Étant donné que les symptômes du SPT varient d'une personne à l'autre, le dressage des chiens se fait avec leur nouveau maître pour s'assurer qu'ils sont compatibles. Il est essentiel de jumeler le bon chien à la bonne personne, affirment le cap. Lohnes et M. Leonard.
« Chaque cas de SPT est différent parce que chaque personne est unique. Le militaire qui a combattu en Afghanistan est différent de celui qui a combattu en Bosnie, le policier est différent du pompier et la femme est différente de l'homme, explique M. Leonard. Nombre de nos chiens ont eu un dressage personnalisé. »
Les chiens peuvent être dressésà effectuer trois ou quatre tâches pour parer à l'incapacité du maître. Selon les besoins de celui-ci, le chien apprend à l'interrompre, à le distraire ou à le calmer en période d'anxiété, de tension ou de surexcitation. Ou encore, à le réveiller en cas de cauchemar ou à inter-venir si son maître a une réaction typique d'un symptôme.

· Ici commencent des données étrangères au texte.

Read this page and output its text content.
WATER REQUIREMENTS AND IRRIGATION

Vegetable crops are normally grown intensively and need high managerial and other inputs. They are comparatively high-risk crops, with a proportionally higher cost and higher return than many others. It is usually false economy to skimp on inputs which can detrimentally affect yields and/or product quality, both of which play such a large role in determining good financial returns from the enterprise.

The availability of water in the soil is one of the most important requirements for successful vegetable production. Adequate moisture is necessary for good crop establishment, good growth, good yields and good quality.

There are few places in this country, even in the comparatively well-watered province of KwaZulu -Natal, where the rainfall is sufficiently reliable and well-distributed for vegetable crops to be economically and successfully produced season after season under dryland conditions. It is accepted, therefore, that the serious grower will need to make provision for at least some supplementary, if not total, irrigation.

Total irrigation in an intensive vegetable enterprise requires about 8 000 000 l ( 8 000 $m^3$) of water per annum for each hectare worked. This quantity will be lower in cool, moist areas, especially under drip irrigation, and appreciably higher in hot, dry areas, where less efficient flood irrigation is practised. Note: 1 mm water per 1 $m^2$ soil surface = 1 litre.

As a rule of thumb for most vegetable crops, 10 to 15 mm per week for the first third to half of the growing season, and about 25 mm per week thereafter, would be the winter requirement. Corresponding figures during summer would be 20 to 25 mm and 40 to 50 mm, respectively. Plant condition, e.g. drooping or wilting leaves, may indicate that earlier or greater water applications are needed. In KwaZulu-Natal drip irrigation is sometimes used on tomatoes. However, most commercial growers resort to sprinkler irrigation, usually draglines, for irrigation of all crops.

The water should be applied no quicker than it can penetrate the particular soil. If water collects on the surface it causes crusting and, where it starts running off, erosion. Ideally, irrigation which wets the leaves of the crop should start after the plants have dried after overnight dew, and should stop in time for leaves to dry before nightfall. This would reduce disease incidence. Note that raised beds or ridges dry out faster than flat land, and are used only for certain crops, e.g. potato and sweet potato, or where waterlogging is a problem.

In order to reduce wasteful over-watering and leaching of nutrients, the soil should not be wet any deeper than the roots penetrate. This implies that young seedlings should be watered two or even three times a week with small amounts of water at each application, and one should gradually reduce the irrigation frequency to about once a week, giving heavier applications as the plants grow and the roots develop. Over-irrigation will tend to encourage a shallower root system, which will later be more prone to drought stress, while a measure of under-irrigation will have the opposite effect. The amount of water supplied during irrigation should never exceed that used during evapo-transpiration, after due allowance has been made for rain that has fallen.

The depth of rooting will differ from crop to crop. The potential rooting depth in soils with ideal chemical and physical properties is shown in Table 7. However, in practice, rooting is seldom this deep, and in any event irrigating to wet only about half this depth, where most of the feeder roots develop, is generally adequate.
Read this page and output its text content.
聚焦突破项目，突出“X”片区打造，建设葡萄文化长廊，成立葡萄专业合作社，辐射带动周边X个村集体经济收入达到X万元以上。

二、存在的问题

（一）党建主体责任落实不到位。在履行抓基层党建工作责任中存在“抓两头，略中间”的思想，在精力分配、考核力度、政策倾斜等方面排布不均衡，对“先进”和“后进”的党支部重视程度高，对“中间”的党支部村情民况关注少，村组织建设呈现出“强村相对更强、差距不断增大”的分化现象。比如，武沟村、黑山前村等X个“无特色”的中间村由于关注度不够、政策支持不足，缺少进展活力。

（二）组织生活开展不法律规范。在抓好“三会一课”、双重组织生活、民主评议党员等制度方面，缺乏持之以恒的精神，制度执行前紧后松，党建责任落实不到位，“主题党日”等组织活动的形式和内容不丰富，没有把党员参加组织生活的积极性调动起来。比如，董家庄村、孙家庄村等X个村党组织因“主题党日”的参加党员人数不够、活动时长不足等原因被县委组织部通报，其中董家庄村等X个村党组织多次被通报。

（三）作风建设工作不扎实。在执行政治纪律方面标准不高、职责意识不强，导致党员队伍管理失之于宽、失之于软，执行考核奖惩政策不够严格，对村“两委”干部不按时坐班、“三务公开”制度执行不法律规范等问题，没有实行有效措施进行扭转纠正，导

« Des personnes qui devaient prendre de 30 à 33 médicaments n'en consomment maintenant que deux ou trois, ajoute M. Leonard. D'autres, qui n'avaient pas quitté leur domicile pendant six mois, font maintenant du bénévolat. »
Nova a été dressée pour aider la gend. Peters à surmonter l'anxiété et la dépression. Souvent, elle sent chez sa maîtresse un changement d'humeur bien avant que celle-ci ne se rende compte de ce qui se passe.
« Elle se met en boule entre mes jambes pour attirer mon attention. Ça m'énerve jusqu'à ce que je me rende compte qu'elle est seulement en train de faire son travail », raconte-t-elle.
Même si elle est retraitée de la GRC après 28 années de service, la gend. Peters affirme que Nova lui est encore d'une grande assistance.
« Le changement qu'elle a eu dans ma vie est indescriptible. Ça tient du miracle. Mon ascension vers la guérison, je la dois à mon chien, explique-t-elle. Tous ceux qui vivent des événements traumatiques, qu'ils soient militaires, policiers, ambulanciers ou pompiers, devraient pouvoir bénéficier de ce service. »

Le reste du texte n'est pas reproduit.